I'm so so so grateful to the journey I've been in the last 2-3 years to deepen my understanding and awareness of South Asian history and culture and cut through the Brahmanical propaganda.
Growing up, the lessons I learned about Indian culture did not make sense to me and did not sit well with me. What I heard, especially coming from a mixed upper-caste background, was secrecy, paranoia, insecurity, "soft" supremacy, and exclusivity.
There were of course moments where I felt warmth, belonging, and fun, but there were also moments where I was perplexed. I felt anxious and afraid; I felt that I could not be anything other than what was being dictated to me. And what was being dictated to me, by the Brahmin (Hindu) culture my father espoused, was arbitrary, inconsistent, oppressive, and scary (ie, a very patriarchal, heterosexist, gender binaried, xenophobic way of being).
Every time my father mentioned anything related to Brahminism (Hindusim) it felt like this stormy cloud came over us and the color drained from the world. It felt ominous and foreboding. It always felt like the tone of the conversations changed; it became grave, heavy, and threatening almost. Like I needed to heed his every word and listen to everything he said...or else. When he would tell me about customs or the "thread ceremony" that I would have to do in the future or the expectations I was expected to fulfill when I became a "man" or if/when he died, my stomach would tied in knots and cramp painfully.
My parents were transmitting the culture and traditions they knew and were aware of and wittingly or unwittingly taught me casteist lessons. I know for a fact that my father and aunt had superior complexes due to their believing they were racially superior as Brahmins.

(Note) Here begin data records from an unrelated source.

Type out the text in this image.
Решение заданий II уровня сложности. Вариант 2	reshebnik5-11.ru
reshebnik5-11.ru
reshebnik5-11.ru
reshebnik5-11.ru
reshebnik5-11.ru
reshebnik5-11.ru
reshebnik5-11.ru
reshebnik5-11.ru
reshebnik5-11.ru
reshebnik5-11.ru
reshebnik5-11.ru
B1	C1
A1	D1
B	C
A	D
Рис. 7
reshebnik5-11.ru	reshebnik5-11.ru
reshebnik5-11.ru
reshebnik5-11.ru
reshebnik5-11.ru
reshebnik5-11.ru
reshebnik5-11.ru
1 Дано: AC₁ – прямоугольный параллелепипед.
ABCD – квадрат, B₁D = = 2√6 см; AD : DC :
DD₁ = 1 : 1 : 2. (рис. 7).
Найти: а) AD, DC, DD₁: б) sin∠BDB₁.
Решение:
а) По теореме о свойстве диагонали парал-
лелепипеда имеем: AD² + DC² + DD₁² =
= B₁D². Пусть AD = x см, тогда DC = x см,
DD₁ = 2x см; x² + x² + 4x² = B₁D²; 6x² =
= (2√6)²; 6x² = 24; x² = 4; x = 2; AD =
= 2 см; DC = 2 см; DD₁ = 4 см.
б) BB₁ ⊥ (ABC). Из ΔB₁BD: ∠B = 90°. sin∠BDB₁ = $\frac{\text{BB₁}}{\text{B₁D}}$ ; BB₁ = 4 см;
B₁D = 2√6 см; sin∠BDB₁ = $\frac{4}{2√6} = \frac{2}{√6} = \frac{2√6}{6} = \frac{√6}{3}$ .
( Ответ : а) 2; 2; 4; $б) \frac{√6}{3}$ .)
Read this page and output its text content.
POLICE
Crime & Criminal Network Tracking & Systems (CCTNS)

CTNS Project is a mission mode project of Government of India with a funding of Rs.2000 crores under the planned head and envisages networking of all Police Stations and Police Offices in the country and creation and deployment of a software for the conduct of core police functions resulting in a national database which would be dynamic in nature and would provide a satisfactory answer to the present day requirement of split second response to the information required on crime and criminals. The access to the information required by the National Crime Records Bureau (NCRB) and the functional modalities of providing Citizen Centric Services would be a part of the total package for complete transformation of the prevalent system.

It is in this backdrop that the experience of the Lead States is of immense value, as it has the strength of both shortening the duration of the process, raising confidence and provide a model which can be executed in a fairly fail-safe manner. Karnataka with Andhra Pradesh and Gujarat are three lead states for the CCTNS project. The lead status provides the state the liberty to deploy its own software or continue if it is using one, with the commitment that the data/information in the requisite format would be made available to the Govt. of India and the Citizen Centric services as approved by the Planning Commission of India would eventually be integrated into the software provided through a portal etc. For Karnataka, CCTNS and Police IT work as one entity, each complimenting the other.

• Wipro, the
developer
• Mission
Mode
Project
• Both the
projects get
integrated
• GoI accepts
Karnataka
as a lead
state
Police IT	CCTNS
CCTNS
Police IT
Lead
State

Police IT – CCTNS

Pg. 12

And that was reinforced by the South Asians I was surrounded by (conceivably all upper-caste).
As I've shared before, reports from the last decade or so say that most people of Indian descent living in the US come from dominant caste backgrounds. I'm not sure what the breakdown is for how many of those people are of so-called "twice-born" decent. But there's no way to know for sure what the sample size was for this survey, if the study was skewed to networks of upper-caste or dominant-caste people, or if Dalit-Bahujan people were apprehensive or chose not to report their background (understandable!!!).
Regardless, it is obvious from my own observation that South Asian culture in the US is dominated by upper caste Hindu Indians.
And when I say Hindu I mean "Brahmin" because Hinduism was a project of upper-caste people to appropriate traditions and practices and consolidate power by claiming that the majority of Indians are suddenly "Hindu."
I think of the subtle ways that caste shows. How we talk about different communities (Gujarati, Punjabi, etc) are based in casteist tropes. Caste simply becomes part of culture and ethnicity or linguistic/religious grouping (ie the Gujarati Samaj in which I grew up).
People of different groupings essentialize traits as though they are innately part of a people by ancestry. Gujarati banias (my mom's people) talk about how they are this type of person and that type of way based on bloodline...that is problematic and terrifying. You inevitably get into the territory of eugenics and racial purity, which is the innate evil of caste (and race).
So it is possible to be casteist and to learn caste from our casteist parents even within the US diaspora. Owning that fact might be uncomfortable but it's the only way to start the process of deprogramming and reckoning with our savarna privilege.